Earlier in the day, they’d all paid their ritual visit to the Wishing Well and thrown their coins into the pool, making a wish for an “up-check.” Some even added a prayer to Fifinella, the Disney-designed, female gremlin who was the mascot for the women pilot trainees. At the time, Eden had joked about the half dollar she had tossed into the pool, laughing at her own extravagant gesture and declaring that she was buying the fulfillment of her wish.
“Van Valkenburg.” A flat, deep-toned voice called her name.
Her head jerked around, and her heart plummeted to her toes, turning her legs into rubber. Somehow she managed to crush out her cigarette despite the shaking of her hand, and scrambled to her feet, the parachute pack banging against her legs.
The military officer at the door was searching the room for a response to the name he’d called. When Eden stood up, his gaze stopped on her. With a cold, cocky arrogance, he looked her over. How much would it take to bribe him? Money, power, prestige, all the commodities that had cushioned Eden all her life had no value in th
is situation. It was a chastening thought to one accustomed to acquiring what she wanted through one means or another.
With her head held unnaturally high, she unknowingly made a comical sight as she crossed the room. All the grace inherent in her regal carriage looked gauche and ridiculous in the flappy, out-sized flight suit. Her long, leggy strides were reminiscent of a galloping giraffe.

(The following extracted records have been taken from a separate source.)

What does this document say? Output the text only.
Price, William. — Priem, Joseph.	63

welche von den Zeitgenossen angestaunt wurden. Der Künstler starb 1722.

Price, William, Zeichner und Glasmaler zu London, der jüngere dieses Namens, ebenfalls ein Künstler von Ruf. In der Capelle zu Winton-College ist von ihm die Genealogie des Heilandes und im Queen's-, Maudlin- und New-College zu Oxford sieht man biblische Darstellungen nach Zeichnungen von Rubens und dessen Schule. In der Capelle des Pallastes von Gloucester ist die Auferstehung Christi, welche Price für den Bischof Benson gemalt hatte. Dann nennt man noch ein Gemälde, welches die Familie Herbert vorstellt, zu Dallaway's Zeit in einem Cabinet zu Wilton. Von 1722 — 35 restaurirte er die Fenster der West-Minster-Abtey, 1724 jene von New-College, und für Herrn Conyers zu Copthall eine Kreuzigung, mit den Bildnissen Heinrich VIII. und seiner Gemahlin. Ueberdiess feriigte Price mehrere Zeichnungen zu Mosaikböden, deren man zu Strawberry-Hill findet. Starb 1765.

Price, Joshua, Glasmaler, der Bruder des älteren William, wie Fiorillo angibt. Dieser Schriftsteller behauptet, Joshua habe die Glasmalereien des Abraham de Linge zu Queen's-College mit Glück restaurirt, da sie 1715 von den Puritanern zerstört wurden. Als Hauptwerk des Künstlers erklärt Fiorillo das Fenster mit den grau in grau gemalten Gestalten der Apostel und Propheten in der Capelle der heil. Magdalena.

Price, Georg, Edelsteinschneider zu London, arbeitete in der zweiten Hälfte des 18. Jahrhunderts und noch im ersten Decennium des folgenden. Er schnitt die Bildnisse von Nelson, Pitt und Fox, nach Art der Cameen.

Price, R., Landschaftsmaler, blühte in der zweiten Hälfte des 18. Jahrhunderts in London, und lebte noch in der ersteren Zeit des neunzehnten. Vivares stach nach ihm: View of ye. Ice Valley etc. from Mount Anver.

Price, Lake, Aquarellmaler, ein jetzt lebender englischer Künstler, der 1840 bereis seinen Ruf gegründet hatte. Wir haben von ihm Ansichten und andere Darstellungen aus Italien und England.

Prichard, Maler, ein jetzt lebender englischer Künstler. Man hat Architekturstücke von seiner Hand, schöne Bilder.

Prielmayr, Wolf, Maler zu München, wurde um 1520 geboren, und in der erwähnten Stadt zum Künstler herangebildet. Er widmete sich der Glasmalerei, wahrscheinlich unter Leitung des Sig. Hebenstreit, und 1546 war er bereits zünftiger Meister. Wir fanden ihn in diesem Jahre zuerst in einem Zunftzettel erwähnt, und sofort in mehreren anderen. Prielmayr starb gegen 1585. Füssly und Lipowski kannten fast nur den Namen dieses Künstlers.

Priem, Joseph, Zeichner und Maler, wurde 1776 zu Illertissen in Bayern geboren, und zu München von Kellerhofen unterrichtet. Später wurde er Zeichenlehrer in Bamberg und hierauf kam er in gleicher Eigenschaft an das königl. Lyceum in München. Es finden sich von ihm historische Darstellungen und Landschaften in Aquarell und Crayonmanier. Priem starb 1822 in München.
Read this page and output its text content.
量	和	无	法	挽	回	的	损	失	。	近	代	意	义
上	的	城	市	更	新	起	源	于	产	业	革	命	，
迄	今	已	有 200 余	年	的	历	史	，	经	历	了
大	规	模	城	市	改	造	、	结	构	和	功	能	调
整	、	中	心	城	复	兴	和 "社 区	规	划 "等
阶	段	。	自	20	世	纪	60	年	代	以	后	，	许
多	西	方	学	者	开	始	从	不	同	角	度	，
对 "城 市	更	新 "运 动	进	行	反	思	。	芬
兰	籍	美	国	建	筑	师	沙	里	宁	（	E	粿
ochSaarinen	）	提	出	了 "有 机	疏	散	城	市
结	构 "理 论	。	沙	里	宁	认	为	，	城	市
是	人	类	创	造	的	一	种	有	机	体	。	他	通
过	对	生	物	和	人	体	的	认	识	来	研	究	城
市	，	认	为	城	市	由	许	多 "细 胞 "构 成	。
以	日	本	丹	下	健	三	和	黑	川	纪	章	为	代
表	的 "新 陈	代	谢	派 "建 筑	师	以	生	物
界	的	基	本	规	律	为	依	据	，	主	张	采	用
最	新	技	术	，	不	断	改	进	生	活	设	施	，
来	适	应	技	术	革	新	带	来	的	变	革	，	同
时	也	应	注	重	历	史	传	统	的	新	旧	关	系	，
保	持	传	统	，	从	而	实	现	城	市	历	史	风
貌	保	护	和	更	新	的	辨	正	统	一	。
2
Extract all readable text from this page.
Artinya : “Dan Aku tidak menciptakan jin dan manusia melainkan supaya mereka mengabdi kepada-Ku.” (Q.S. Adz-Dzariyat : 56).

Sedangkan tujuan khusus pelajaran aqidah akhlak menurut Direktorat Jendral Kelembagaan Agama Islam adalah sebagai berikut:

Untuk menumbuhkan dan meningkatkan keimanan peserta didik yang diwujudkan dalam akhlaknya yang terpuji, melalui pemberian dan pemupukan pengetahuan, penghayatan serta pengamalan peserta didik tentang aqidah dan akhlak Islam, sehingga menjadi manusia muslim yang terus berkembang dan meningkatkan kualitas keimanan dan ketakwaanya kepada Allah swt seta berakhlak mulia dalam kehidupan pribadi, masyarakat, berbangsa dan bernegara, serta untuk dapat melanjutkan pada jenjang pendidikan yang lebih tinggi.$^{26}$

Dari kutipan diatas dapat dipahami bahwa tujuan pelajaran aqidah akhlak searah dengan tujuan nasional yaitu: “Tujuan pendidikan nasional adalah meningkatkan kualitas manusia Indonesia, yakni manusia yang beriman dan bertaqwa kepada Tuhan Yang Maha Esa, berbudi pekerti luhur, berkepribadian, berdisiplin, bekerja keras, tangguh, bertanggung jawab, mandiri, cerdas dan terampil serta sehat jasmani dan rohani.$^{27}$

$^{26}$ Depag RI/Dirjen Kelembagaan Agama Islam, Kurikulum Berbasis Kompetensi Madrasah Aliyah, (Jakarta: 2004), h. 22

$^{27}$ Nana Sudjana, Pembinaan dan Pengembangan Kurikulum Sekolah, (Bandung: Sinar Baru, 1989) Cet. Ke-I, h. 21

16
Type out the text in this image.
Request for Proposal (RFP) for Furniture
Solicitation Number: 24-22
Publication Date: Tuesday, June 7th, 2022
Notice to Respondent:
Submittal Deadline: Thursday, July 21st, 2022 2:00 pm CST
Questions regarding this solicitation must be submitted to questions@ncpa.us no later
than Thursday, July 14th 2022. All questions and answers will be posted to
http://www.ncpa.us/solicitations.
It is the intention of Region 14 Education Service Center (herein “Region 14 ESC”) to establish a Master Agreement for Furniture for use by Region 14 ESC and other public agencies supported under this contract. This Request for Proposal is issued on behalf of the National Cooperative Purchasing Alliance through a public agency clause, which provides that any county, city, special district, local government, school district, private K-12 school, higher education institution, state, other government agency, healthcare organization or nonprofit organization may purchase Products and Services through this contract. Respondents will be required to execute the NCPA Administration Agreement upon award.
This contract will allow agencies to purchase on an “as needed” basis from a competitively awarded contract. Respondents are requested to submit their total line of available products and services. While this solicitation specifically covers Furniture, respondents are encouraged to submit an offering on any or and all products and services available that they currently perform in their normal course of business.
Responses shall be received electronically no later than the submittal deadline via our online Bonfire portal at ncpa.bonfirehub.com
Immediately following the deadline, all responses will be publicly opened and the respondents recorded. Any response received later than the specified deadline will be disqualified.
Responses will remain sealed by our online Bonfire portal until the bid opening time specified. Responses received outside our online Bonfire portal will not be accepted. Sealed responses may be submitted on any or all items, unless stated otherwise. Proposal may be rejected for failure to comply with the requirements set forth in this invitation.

The amused smirk on the officer’s face was understandable when she stopped before him.
“I’m Eden van Valkenburg,” she said.
When she followed him onto the flight line, she was a quivering gel of nerves. As she made her walk-around ground check of the assigned aircraft, Eden knew she was going to make some stupid mistake. All his questions seemed snide and tricky while all her answers sounded uncertain, even when she was positive of them. Was he trying to trip her up, or was it merely her imagination?
In the forward cockpit of the trainer, Eden wiped repeatedly at her sweaty palms before she pulled on her gloves. She was so scared, she was close to tears. As she went through the preflight checklist, anger started to build in her. Who did this man think he was, intimidating her in this manner? She had studied and trained long hours for this moment. She’d gone through too much and worked too hard to blow it now. Dammit, she was a fine pilot!
Later, when she crawled out of the cockpit and hopped off the wing of the primary trainer, she confronted the close-faced military inspector. She took off helmet and goggles along with the hairnet. She shook her head with an exhilarating sense of freedom and brought her hands to rest on her flight-suit-padded hips in an unconsciously challenging stance.
“Well?” Eden prodded him for a reaction. Despite all her confidence in her ability, she needed to hear the confirmation from an unbiased—or better yet, negatively biased—source. “How did I do?”